Prime Minister Perry Christie recently echoed the government’s intention to regulate the underground sector and said the industry’s taxes will be retroactive to July 1.
He said the government expected to raise revenue from webshops taxes in the order of .014 per cent of Gross Domestic Product - equivalent to $12m each year.
Speaking to The Tribune at the Cabinet office on Bay Street yesterday, Mr Wilchcombe said: “It was more complicated than we thought it would be, much much more detail than what we expected (and) the sophistication of the webshop is just unbelievable. It caused us to take a couple of days to talk with the banks and talk with the international agencies. All had to be incorporated in our discussions to make sure that we know that we were covering all of the bases.
“What we don’t want to do is move the legislation and then have to come back to it. We want to move the legislation with all parties on board all the interest taken into account and to be able to move the industry forward.
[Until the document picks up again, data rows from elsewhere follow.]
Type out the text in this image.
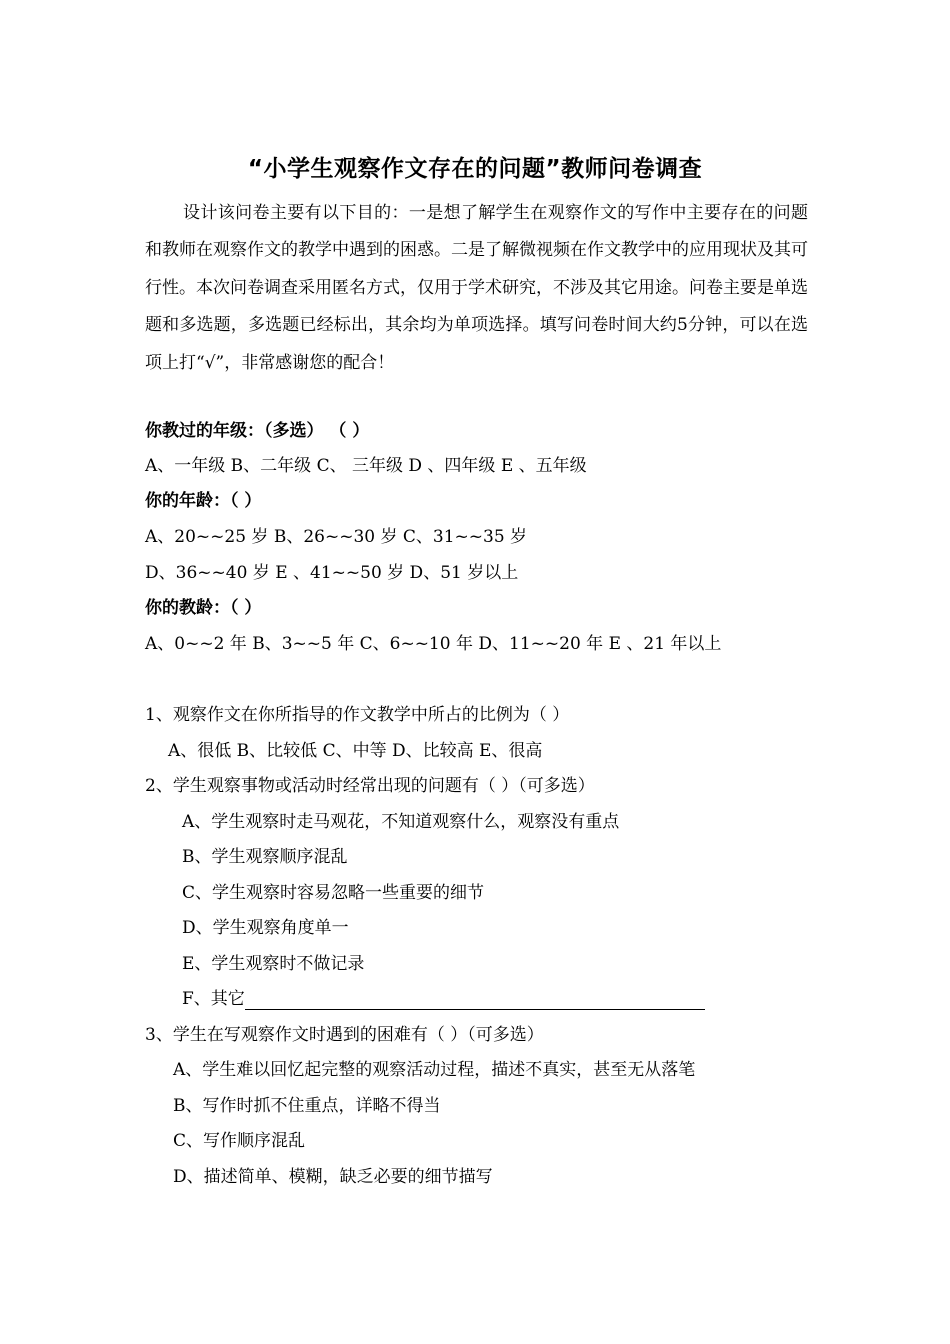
“小学生观察作文存在的问题”教师问卷调查
设计该问卷主要有以下目的：一是想了解学生在观察作文的写作中主要存在的问题和教师在观察作文的教学中遇到的困惑。二是了解微视频在作文教学中的应用现状及其可行性。本次问卷调查采用匿名方式，仅用于学术研究，不涉及其它用途。问卷主要是单选题和多选题，多选题已经标出，其余均为单项选择。填写问卷时间大约5分钟，可以在选项上打“√”，非常感谢您的配合！
你教过的年级：（多选） （ ）
A、一年级 B、二年级 C、 三年级 D 、四年级 E 、五年级
你的年龄：（ ）
A、20~~25 岁 B、26~~30 岁 C、31~~35 岁
D、36~~40 岁 E 、41~~50 岁 D、51 岁以上
你的教龄：（ ）
A、0~~2 年 B、3~~5 年 C、6~~10 年 D、11~~20 年 E 、21 年以上
1、观察作文在你所指导的作文教学中所占的比例为（ ）
A、很低 B、比较低 C、中等 D、比较高 E、很高
2、学生观察事物或活动时经常出现的问题有（ ）（可多选）
A、学生观察时走马观花，不知道观察什么，观察没有重点
B、学生观察顺序混乱
C、学生观察时容易忽略一些重要的细节
D、学生观察角度单一
E、学生观察时不做记录
F、其它
3、学生在写观察作文时遇到的困难有（ ）（可多选）
A、学生难以回忆起完整的观察活动过程，描述不真实，甚至无从落笔
B、写作时抓不住重点，详略不得当
C、写作顺序混乱
D、描述简单、模糊，缺乏必要的细节描写
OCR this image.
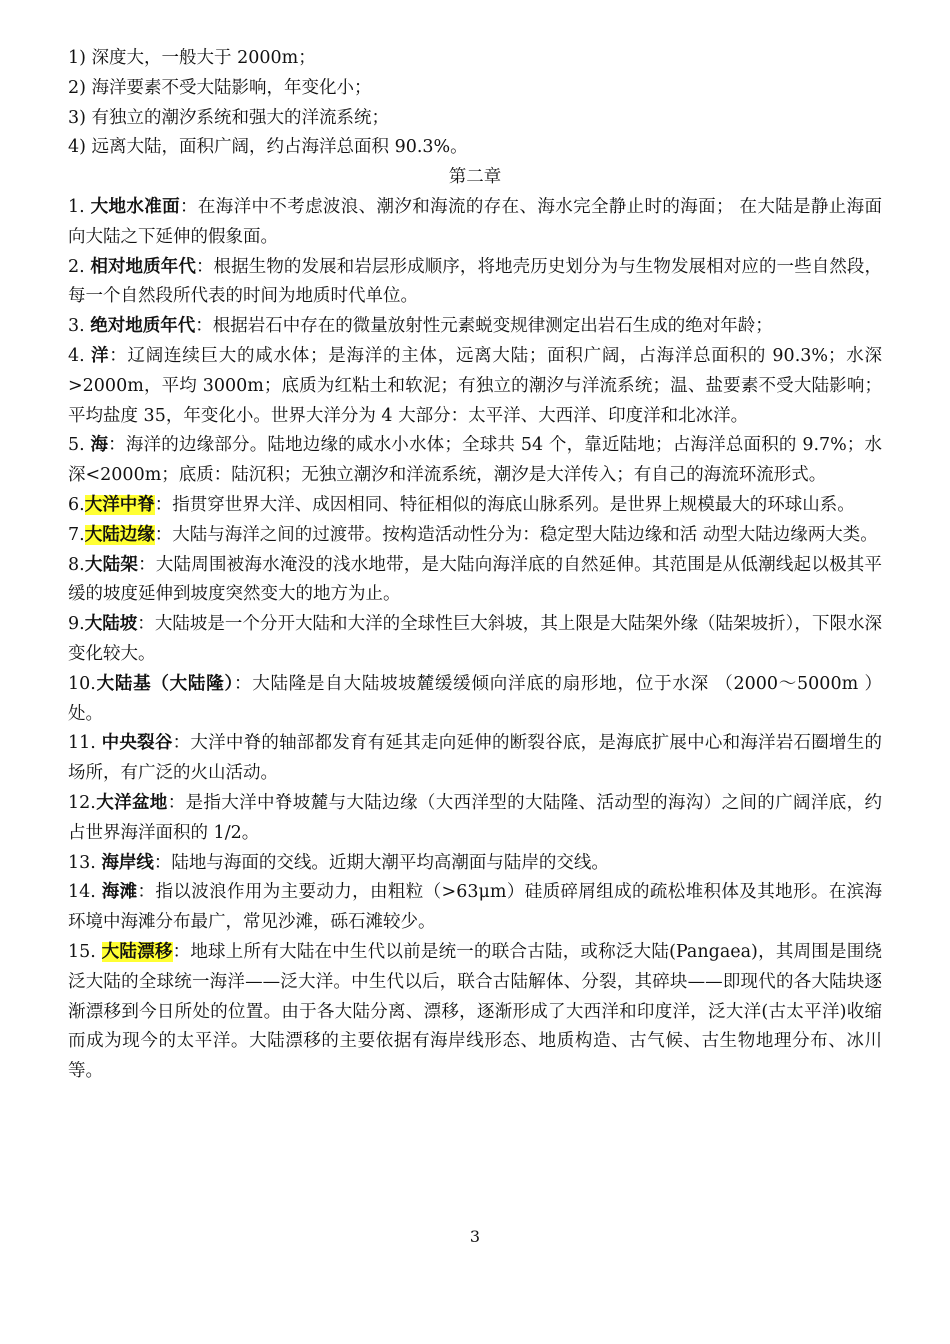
1) 深度大，一般大于 2000m；
2) 海洋要素不受大陆影响，年变化小；
3) 有独立的潮汐系统和强大的洋流系统；
4) 远离大陆，面积广阔，约占海洋总面积 90.3%。
第二章
1. 大地水准面：在海洋中不考虑波浪、潮汐和海流的存在、海水完全静止时的海面； 在大陆是静止海面向大陆之下延伸的假象面。
2. 相对地质年代：根据生物的发展和岩层形成顺序，将地壳历史划分为与生物发展相对应的一些自然段，每一个自然段所代表的时间为地质时代单位。
3. 绝对地质年代：根据岩石中存在的微量放射性元素蜕变规律测定出岩石生成的绝对年龄；
4. 洋：辽阔连续巨大的咸水体；是海洋的主体，远离大陆；面积广阔，占海洋总面积的 90.3%；水深>2000m，平均 3000m；底质为红粘土和软泥；有独立的潮汐与洋流系统；温、盐要素不受大陆影响；平均盐度 35，年变化小。世界大洋分为 4 大部分：太平洋、大西洋、印度洋和北冰洋。
5. 海：海洋的边缘部分。陆地边缘的咸水小水体；全球共 54 个，靠近陆地；占海洋总面积的 9.7%；水深<2000m；底质：陆沉积；无独立潮汐和洋流系统，潮汐是大洋传入；有自己的海流环流形式。
6.大洋中脊：指贯穿世界大洋、成因相同、特征相似的海底山脉系列。是世界上规模最大的环球山系。
7.大陆边缘：大陆与海洋之间的过渡带。按构造活动性分为：稳定型大陆边缘和活 动型大陆边缘两大类。
8.大陆架：大陆周围被海水淹没的浅水地带，是大陆向海洋底的自然延伸。其范围是从低潮线起以极其平缓的坡度延伸到坡度突然变大的地方为止。
9.大陆坡：大陆坡是一个分开大陆和大洋的全球性巨大斜坡，其上限是大陆架外缘（陆架坡折），下限水深变化较大。
10.大陆基（大陆隆）：大陆隆是自大陆坡坡麓缓缓倾向洋底的扇形地，位于水深 （2000～5000m ）处。
11. 中央裂谷：大洋中脊的轴部都发育有延其走向延伸的断裂谷底，是海底扩展中心和海洋岩石圈增生的场所，有广泛的火山活动。
12.大洋盆地：是指大洋中脊坡麓与大陆边缘（大西洋型的大陆隆、活动型的海沟）之间的广阔洋底，约占世界海洋面积的 1/2。
13. 海岸线：陆地与海面的交线。近期大潮平均高潮面与陆岸的交线。
14. 海滩：指以波浪作用为主要动力，由粗粒（>63μm）硅质碎屑组成的疏松堆积体及其地形。在滨海环境中海滩分布最广，常见沙滩，砾石滩较少。
15. 大陆漂移：地球上所有大陆在中生代以前是统一的联合古陆，或称泛大陆(Pangaea)，其周围是围绕泛大陆的全球统一海洋——泛大洋。中生代以后，联合古陆解体、分裂，其碎块——即现代的各大陆块逐渐漂移到今日所处的位置。由于各大陆分离、漂移，逐渐形成了大西洋和印度洋，泛大洋(古太平洋)收缩而成为现今的太平洋。大陆漂移的主要依据有海岸线形态、地质构造、古气候、古生物地理分布、冰川等。
3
“We are going to ensure that it is regularised and that it ensures that the licence is representative of gaming and not banking. The legislation will have national lottery in it and will leave the door open for national lottery as our present legislation does.”
Mr Wilchcombe said the Christie administration thought it necessary to make provisions for a national lottery if ever there was a need to explore another industry. But for now he said all of the attention would be on perfecting webshops and how they operate.
“Once we perfect and regulate that industry, then we’ve got another industry if necessary. But we have to constantly weigh and see whether or not it has economic opportunity and to see whether or not it can be managed and how difficult it would be. So again the step is to gingerly deal with and ensure that we are making the right steps to ensure that an industry can develop.”
The Gaming Bill was tabled last October and debate was expected in the weeks to follow; however, that never took place because of push back from PLP Fort Charlotte MP Andre Rollins and political pundits.
Regulating webshops comes 17 months after Bahamians voted “no” in a Gaming Referendum costing more than $1m and which took place on January 28, 2013.